In a recent podcast, IFS therapist Einat Bronstein speaks to this instruction to ask exiles to wait or dial down their feelings. “People are often worried about flooding,” she says, noting that she has become increasingly uncomfortable with the instruction of asking exiles not to flood: “It’s almost like, it felt like, here we are, finally connecting with this part that has been isolated and alone and abandoned, and we’re coming with all these conditions. Ok, well, you know, don’t be flooding, don’t be too much, scale yourself down, taper it down, say things slowly. You know, it was kind of like, it’s a young part, it’s already been holding so much, and here we are coming with all these conditions and terms and yes and but, and so I realized that I am not comfortable doing that and that we’re coming to the exiles sort of with an open spaces like show up the way you need to show up. And sometimes, it will be just a little girl telling you a story, very manageable, and sometimes it can be a pretty intense experience.” She continues, noting that clients may cry or freeze or tremble and says, “the piece here is that the client is not flooded. Self is not flooded. Parts get flooded. So certain protectors that always try to keep that exile at bay and like things to be neatly wrapped and under control, those protectors are looking now in horror at those exiles showing their pain, showing their tears, showing their trauma somatically or otherwise. [. . .] These protectors are overwhelmed. They are shocked and they are flooded. They are like Oh my gosh, the worst has happened. It came out of its cell, and now it’s all over the place. Self does not get flooded. Self is like this spacious, spacious container of compassion, of courage, of Of course. Self can contain any part of the system. It’s like this optimal parent: No child is too much for me.”

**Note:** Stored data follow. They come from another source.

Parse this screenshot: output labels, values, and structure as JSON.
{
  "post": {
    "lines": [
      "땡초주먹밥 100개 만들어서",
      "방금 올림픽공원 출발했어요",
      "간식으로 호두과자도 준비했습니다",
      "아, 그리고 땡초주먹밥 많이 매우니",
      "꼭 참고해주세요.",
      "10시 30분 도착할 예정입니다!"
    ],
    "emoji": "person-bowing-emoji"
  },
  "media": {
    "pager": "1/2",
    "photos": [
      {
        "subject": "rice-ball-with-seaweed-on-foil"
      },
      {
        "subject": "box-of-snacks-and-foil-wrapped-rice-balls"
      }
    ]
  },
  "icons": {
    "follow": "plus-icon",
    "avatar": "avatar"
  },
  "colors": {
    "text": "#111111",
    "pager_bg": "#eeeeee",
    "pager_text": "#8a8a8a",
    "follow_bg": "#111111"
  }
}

My personal experience of my wounded parts feeling even worse with standard IFS protocol is why I sometimes practice a bit differently than some. If a client begins to show emotion in a session, I might simply ask “is this emotion OK with you right now?” Sometimes, I might add something like, “because it is OK with me.” And clients often say yes, sometimes sounding a bit surprised at their own answer. If they say no, that’s great, too, because it just means there’s a protective part there that we can then get to know and understand its concerns about the emotion. When wounded parts show up in sessions, I might just say, “There’s a lot of sadness here, huh?” I do this to let protectors and exiles know that emotions are OK, that we can meet them, together, without fear. I do this because when my wounded parts begin to express their feelings, I need a human in the room with me, to help my parts let me hold Self energy for whatever magic is about to happen.